Hal S. Meltzer, MD, is chief of WVU Medicine Children’s Pediatric Neurosurgery, which means he sees children of all ages with neurological conditions, including craniofacial disorders in infants and toddlers.
Craniosynostosis is one of the most common pediatric neurosurgical conditions, Dr. Meltzer explains, and occurs when bones in an infant’s skull fuse too early, which can cause problems with brain and skull development.
“It’s very serious because if not corrected, the child will develop an abnormal appearance in the skull and the face,” he says. ‘We want to see these patients in the very early months, as early as possible, when it’s simpler to correct and achieve the best outcomes.”
In some cases, it’s been possible for Dr. Meltzer to diagnose the condition via telemedicine. WVU Medicine Berkeley Medical Center in Martinsburg, West Virginia, has a telemedicine clinic that allows specialists in Morgantown to see patients via video conferencing.
He reassures nervous parents and gets children in very soon for consultation, so they don’t have to worry too long. “Usually within a week or two,” says Dr. Meltzer. “Their child will receive the best care possible. We have a great team to handle these surgeries.”

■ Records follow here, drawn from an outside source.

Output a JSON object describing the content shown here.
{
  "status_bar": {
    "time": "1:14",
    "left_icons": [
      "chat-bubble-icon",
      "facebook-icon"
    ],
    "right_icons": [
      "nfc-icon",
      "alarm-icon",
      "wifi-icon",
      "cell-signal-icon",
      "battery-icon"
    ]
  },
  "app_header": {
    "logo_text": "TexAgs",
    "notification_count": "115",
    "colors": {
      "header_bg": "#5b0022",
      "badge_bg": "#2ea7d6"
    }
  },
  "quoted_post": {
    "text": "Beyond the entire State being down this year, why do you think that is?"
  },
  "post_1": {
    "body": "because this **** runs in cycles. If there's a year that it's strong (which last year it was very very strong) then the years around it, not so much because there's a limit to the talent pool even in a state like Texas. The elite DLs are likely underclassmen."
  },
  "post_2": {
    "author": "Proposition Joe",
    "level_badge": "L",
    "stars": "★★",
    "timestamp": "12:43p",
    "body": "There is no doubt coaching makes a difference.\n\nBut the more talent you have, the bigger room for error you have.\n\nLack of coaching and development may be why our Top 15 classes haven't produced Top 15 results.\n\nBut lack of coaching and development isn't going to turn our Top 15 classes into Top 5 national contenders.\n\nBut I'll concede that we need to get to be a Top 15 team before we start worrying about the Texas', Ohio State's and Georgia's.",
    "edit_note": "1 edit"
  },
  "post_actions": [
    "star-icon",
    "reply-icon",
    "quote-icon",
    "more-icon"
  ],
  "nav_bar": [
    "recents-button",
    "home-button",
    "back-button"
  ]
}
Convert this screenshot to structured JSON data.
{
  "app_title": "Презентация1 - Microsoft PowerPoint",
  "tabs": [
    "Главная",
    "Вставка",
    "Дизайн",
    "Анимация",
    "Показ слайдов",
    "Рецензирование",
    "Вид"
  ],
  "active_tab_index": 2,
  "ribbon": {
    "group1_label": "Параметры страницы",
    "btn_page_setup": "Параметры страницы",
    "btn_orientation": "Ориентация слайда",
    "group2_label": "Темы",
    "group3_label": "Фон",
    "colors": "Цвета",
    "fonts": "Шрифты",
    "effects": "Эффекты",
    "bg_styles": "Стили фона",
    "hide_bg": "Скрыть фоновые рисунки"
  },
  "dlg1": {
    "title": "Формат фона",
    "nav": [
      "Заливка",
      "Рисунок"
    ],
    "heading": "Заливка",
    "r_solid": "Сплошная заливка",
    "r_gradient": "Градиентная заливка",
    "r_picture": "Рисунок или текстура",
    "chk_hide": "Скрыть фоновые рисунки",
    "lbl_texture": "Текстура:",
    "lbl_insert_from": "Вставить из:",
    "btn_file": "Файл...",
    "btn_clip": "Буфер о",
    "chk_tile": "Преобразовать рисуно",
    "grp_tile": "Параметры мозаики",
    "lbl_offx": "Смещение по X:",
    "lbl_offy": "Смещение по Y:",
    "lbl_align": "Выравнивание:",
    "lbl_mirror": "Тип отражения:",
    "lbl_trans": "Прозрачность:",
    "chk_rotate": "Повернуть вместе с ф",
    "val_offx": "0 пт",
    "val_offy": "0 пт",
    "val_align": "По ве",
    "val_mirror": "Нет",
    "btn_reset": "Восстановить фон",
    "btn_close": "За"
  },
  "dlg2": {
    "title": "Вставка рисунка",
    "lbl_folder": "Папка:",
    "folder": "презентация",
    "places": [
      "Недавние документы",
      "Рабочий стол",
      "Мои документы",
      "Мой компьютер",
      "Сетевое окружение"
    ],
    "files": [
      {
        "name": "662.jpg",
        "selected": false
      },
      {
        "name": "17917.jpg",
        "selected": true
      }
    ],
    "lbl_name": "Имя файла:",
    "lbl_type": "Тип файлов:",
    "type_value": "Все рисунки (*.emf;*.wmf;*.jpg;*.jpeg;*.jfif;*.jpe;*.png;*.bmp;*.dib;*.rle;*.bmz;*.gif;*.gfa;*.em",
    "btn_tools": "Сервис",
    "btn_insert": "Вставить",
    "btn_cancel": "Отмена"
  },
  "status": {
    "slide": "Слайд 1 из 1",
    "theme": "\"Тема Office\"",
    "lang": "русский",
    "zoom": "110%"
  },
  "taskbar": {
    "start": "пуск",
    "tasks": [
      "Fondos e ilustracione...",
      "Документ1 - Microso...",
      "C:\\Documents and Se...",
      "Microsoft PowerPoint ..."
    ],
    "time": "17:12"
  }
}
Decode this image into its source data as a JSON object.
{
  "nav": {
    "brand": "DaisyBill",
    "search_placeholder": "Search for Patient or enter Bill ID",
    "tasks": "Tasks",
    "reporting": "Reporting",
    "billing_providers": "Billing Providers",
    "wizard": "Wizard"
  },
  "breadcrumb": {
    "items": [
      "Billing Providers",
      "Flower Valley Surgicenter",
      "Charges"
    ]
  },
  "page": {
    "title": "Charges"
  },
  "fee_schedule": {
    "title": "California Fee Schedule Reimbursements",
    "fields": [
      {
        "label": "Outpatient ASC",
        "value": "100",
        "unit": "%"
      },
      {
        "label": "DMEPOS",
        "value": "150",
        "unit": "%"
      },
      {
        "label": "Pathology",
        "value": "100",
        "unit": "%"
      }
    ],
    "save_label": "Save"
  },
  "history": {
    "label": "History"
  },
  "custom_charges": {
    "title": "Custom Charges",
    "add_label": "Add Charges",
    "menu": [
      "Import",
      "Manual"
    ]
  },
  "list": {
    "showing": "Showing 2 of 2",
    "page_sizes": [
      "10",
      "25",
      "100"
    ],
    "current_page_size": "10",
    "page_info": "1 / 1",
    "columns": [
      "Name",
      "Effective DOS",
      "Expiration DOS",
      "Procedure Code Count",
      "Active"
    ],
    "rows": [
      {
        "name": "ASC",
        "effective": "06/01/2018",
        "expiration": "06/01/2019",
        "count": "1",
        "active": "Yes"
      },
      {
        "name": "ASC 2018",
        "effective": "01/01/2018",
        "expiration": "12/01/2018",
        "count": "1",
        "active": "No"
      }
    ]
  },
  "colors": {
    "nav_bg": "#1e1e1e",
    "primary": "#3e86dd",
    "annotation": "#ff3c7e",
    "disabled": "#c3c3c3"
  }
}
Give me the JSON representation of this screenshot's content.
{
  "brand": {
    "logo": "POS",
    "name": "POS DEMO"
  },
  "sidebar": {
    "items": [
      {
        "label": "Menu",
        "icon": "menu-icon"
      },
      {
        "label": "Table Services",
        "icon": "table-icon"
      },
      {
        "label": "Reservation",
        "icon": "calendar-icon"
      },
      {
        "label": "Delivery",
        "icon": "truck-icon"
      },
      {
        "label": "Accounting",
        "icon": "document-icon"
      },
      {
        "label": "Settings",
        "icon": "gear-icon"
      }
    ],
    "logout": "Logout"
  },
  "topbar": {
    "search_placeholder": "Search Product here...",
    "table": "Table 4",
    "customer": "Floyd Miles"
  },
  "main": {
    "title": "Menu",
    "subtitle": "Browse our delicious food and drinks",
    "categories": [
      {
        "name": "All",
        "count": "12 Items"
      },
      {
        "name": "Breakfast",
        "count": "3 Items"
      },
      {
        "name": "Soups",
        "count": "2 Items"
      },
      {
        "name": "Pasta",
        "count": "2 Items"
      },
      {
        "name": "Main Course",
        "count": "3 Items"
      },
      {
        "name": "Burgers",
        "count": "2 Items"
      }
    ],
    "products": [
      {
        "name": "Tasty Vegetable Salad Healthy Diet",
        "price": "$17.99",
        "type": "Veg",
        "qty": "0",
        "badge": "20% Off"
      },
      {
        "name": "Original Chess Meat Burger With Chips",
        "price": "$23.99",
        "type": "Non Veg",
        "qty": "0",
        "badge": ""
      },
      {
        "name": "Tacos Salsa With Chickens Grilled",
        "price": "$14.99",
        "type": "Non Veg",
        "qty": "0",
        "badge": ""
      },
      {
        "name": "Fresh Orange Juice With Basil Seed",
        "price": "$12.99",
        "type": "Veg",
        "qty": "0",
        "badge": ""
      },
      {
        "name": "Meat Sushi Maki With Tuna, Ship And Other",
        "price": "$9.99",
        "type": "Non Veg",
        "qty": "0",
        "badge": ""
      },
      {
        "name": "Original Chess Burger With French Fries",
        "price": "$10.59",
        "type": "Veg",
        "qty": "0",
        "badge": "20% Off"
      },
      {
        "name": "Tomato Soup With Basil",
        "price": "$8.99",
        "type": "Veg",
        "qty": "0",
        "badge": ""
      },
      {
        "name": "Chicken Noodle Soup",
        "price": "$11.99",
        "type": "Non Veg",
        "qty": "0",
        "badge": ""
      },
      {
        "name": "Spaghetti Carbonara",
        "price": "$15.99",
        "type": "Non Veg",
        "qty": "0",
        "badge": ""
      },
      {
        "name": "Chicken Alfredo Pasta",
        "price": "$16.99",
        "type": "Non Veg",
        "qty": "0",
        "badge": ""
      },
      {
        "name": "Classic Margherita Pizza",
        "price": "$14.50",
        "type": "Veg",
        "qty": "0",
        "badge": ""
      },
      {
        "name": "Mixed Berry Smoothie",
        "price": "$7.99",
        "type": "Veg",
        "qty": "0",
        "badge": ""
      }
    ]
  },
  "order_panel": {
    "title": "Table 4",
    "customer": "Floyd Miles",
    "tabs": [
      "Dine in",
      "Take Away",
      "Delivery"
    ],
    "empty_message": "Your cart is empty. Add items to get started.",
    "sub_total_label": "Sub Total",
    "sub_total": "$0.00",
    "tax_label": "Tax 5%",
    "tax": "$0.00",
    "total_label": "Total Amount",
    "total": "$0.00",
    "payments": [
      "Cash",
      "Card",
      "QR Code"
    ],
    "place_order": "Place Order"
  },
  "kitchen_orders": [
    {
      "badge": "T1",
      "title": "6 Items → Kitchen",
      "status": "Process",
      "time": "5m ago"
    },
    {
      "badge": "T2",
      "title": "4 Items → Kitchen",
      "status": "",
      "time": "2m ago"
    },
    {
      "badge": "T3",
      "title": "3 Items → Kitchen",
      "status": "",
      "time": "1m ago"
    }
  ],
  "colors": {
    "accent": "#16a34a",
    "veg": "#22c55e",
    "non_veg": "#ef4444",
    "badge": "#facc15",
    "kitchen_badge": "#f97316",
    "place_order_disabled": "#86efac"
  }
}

He adds, “We’re working with the latest technological advances and innovative techniques. We want to offer families a whole range of treatment options.”
Dr. Meltzer was always interested in medicine, even as a child, primarily because of “the opportunity to help people, to make a difference in people’s lives and society,” he says. During his medical training, he was drawn to neurosurgery, and then came an opportunity to work in pediatric neurosurgery.
“I knew right away that’s what I wanted to do,” he says. “I felt I could make the most impact helping a child with their whole life ahead of them.”
He finds the relationships that develop with families are the best part of pediatrics. “We see this child go through treatment, then go on to develop into an adult. It’s extremely meaningful.
“We have a great responsibility to the parents, and they put their trust in us,” Dr. Meltzer adds. “Parents show so much courage and are so grateful. I’ve received so many cards and baked goods.”
His philosophy of care? “Put yourself in the other person’s shoes,” he says. “Give them the same care, love, and encouragement you would give your own family.”
Dr. Meltzer grew up in Chicago and practiced for over 20 years in San Diego, California, before being lured to WVU Medicine by his colleague and mentor, Mark R. Lee, MD. “There’s great natural beauty here,” he says. “My wife and I are happier than we’ve ever been. We love attending football and basketball games and supporting the WVU Medicine community.”